Perhaps that is why I am so fascinated with Sia’s video for her catchy song, “Chandelier”. The  vid features Maddie Ziegler of “Dance Moms” fame, an 11 year old girl who is constantly renowned on the show for her incredible dance abilities, but always seems to be a little too artificial when it comes to the emotion that is supposed to accompany her various performances. This artificiality is something that gets pointed out a lot in competition dance, so it isn’t surprising and it isn’t even Ziegler’s fault.  She was likely taught this is what it means to emotionally connect with music. Plus, she is 11, so come on, we’re obviously gonna cut the girl some slack.

But this video…this video struck me as really powerful. I think a lot of it is the song itself, while most of the credit goes to Ryan Heffington for his remarkable and striking choreography. Ziegler though deserves a lot of love here, because, I mean, just look at her: 

 Some people find the video creepy. Others suggest it sexualizes the girl, which, if you ask me, seems more like your problem than the video’s problem, not gonna lie.  Most people find themselves really struck at how this girl, to borrow a phrase from Center Stage, dances the shit out of it.  This is some really complicated and emotionally charged choreography and she handles it deftly. Personally, my favorite sequence is at the kitchen table, where she lifts herself up by her hair and offers a sideways, longing glance, propping her chin up on her hands.  The look is perfect, as anyone who has ever had a sense of longing will recognize it right away.

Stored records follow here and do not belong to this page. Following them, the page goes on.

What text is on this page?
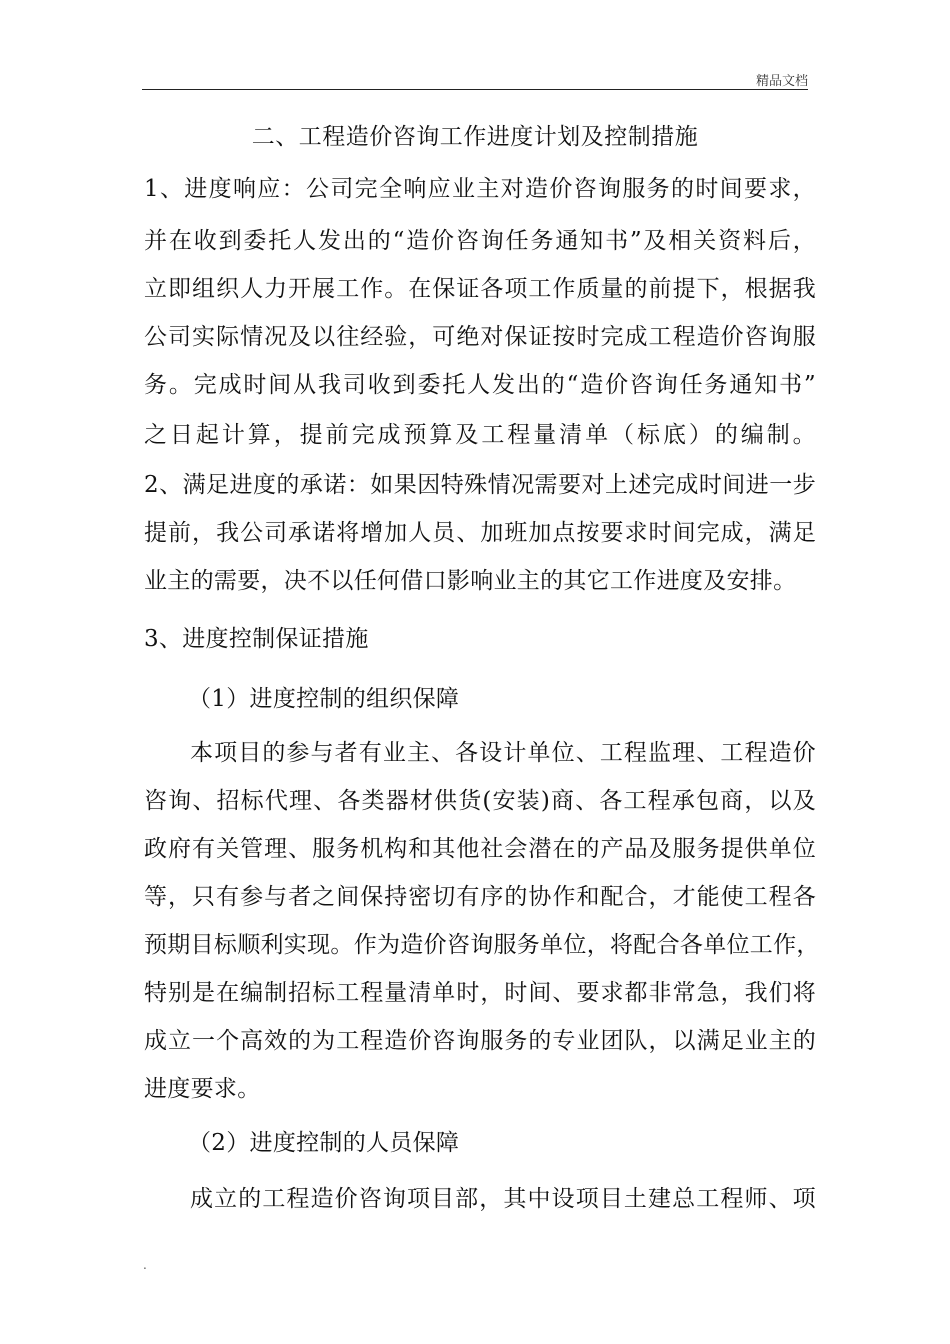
精品文档
二、工程造价咨询工作进度计划及控制措施
1、进度响应：公司完全响应业主对造价咨询服务的时间要求，
并在收到委托人发出的“造价咨询任务通知书”及相关资料后，
立即组织人力开展工作。在保证各项工作质量的前提下，根据我
公司实际情况及以往经验，可绝对保证按时完成工程造价咨询服
务。完成时间从我司收到委托人发出的“造价咨询任务通知书”
之日起计算，提前完成预算及工程量清单（标底）的编制。
2、满足进度的承诺：如果因特殊情况需要对上述完成时间进一步
提前，我公司承诺将增加人员、加班加点按要求时间完成，满足
业主的需要，决不以任何借口影响业主的其它工作进度及安排。
3、进度控制保证措施
（1）进度控制的组织保障
本项目的参与者有业主、各设计单位、工程监理、工程造价
咨询、招标代理、各类器材供货(安装)商、各工程承包商，以及
政府有关管理、服务机构和其他社会潜在的产品及服务提供单位
等，只有参与者之间保持密切有序的协作和配合，才能使工程各
预期目标顺利实现。作为造价咨询服务单位，将配合各单位工作，
特别是在编制招标工程量清单时，时间、要求都非常急，我们将
成立一个高效的为工程造价咨询服务的专业团队，以满足业主的
进度要求。
（2）进度控制的人员保障
成立的工程造价咨询项目部，其中设项目土建总工程师、项
.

What I am wondering though, is how the heck this 11 year old knows about longing looks. Sure, at 11, I longed for Christian Slater or for my fifth grade crush Jacob to talk to me, but did I really understand the emotion enough to manufacture a look like that? When I was 11, I was dancing a duet to “Polka Dots, Checks, and Stripes”, which is not exactly a song that runs the gamut of intense emotions. Mostly we were instructed to “smile big” and the awards came rolling in.

Being the obsessive person that I am, I went on a search to learn more about this video and quickly learned that Ziegler basically got the same type of instruction. Instead of “smile big”, it sounds like the directors would tell her, “Great job, again, this time crazier eyes, mmkay?”

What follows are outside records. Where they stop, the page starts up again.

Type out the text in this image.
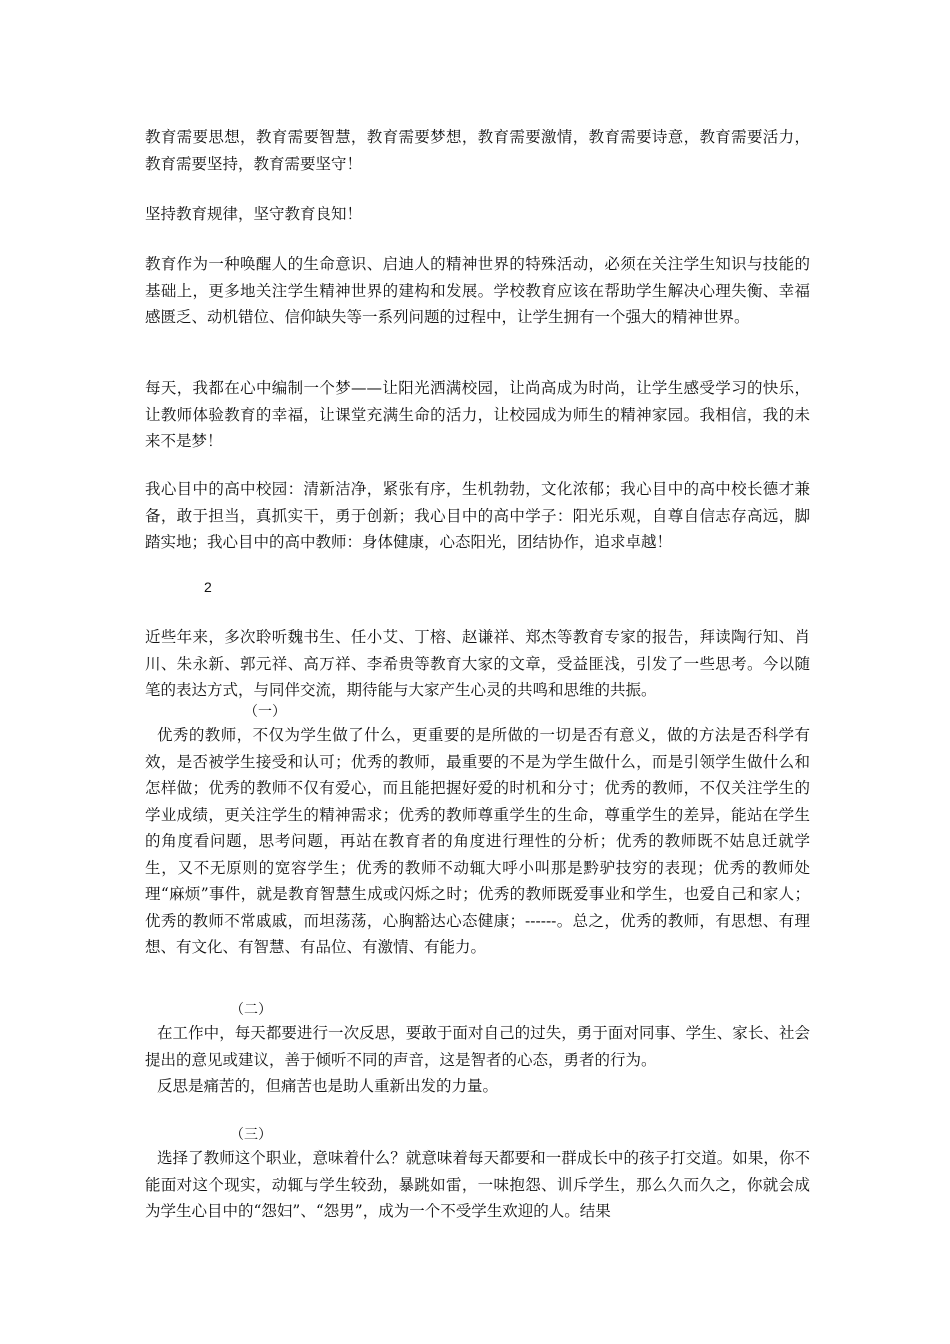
教育需要思想，教育需要智慧，教育需要梦想，教育需要激情，教育需要诗意，教育需要活力，教育需要坚持，教育需要坚守！

坚持教育规律，坚守教育良知！

教育作为一种唤醒人的生命意识、启迪人的精神世界的特殊活动，必须在关注学生知识与技能的基础上，更多地关注学生精神世界的建构和发展。学校教育应该在帮助学生解决心理失衡、幸福感匮乏、动机错位、信仰缺失等一系列问题的过程中，让学生拥有一个强大的精神世界。

每天，我都在心中编制一个梦——让阳光洒满校园，让尚高成为时尚，让学生感受学习的快乐，让教师体验教育的幸福，让课堂充满生命的活力，让校园成为师生的精神家园。我相信，我的未来不是梦！

我心目中的高中校园：清新洁净，紧张有序，生机勃勃，文化浓郁；我心目中的高中校长德才兼备，敢于担当，真抓实干，勇于创新；我心目中的高中学子：阳光乐观，自尊自信志存高远，脚踏实地；我心目中的高中教师：身体健康，心态阳光，团结协作，追求卓越！

2

近些年来，多次聆听魏书生、任小艾、丁榕、赵谦祥、郑杰等教育专家的报告，拜读陶行知、肖川、朱永新、郭元祥、高万祥、李希贵等教育大家的文章，受益匪浅，引发了一些思考。今以随笔的表达方式，与同伴交流，期待能与大家产生心灵的共鸣和思维的共振。

（一）

优秀的教师，不仅为学生做了什么，更重要的是所做的一切是否有意义，做的方法是否科学有效，是否被学生接受和认可；优秀的教师，最重要的不是为学生做什么，而是引领学生做什么和怎样做；优秀的教师不仅有爱心，而且能把握好爱的时机和分寸；优秀的教师，不仅关注学生的学业成绩，更关注学生的精神需求；优秀的教师尊重学生的生命，尊重学生的差异，能站在学生的角度看问题，思考问题，再站在教育者的角度进行理性的分析；优秀的教师既不姑息迁就学生，又不无原则的宽容学生；优秀的教师不动辄大呼小叫那是黔驴技穷的表现；优秀的教师处理“麻烦”事件，就是教育智慧生成或闪烁之时；优秀的教师既爱事业和学生，也爱自己和家人；优秀的教师不常戚戚，而坦荡荡，心胸豁达心态健康；------。总之，优秀的教师，有思想、有理想、有文化、有智慧、有品位、有激情、有能力。

（二）

在工作中，每天都要进行一次反思，要敢于面对自己的过失，勇于面对同事、学生、家长、社会提出的意见或建议，善于倾听不同的声音，这是智者的心态，勇者的行为。

反思是痛苦的，但痛苦也是助人重新出发的力量。

（三）

选择了教师这个职业，意味着什么？就意味着每天都要和一群成长中的孩子打交道。如果，你不能面对这个现实，动辄与学生较劲，暴跳如雷，一味抱怨、训斥学生，那么久而久之，你就会成为学生心目中的“怨妇”、“怨男”，成为一个不受学生欢迎的人。结果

I’m not really sure what I was expecting. “Oh yes, the director and I sat and discussed my character for hours. I spent a couple of days living with young addicts and alcoholics, and, because I am a Method dancer, I even experimented with alcohol and cocaine.”

Yet, there was a part of me that was disappointed this gal wasn’t some sort of secret artistic genius. I think it might be for selfish reasons. After all, I watched two seasons of her “Dance Moms” performances and always felt like I saw right through her. Then, she duped me.

Dupe might be a strong word. There is still a piece of me that believes she is starting to channel that inner artist now that she is being exposed to new choreographers and more challenging choreography.  Or, that maybe she is downplaying the conversations between her and the director because they are probably a little uncomfortable and embarrassing that just saying “more crazy eyes” seemed like an easier response.

Mostly though, I try to put it out of my mind and not think too hard about it, perhaps because it is too disconcerting to believe an 11 year old can emotionally grasp that feeling us big girls have of trying to hold it together and fake it until we make it. Those dance competitions may not have taught me much about eyeliner application, but, like little Maddie Ziegler, they started to condition me at a very young age to always put on that “big smile” and convince people I am doing just fine, even though I may be on the verge of bursting, longing to swing on that chandelier.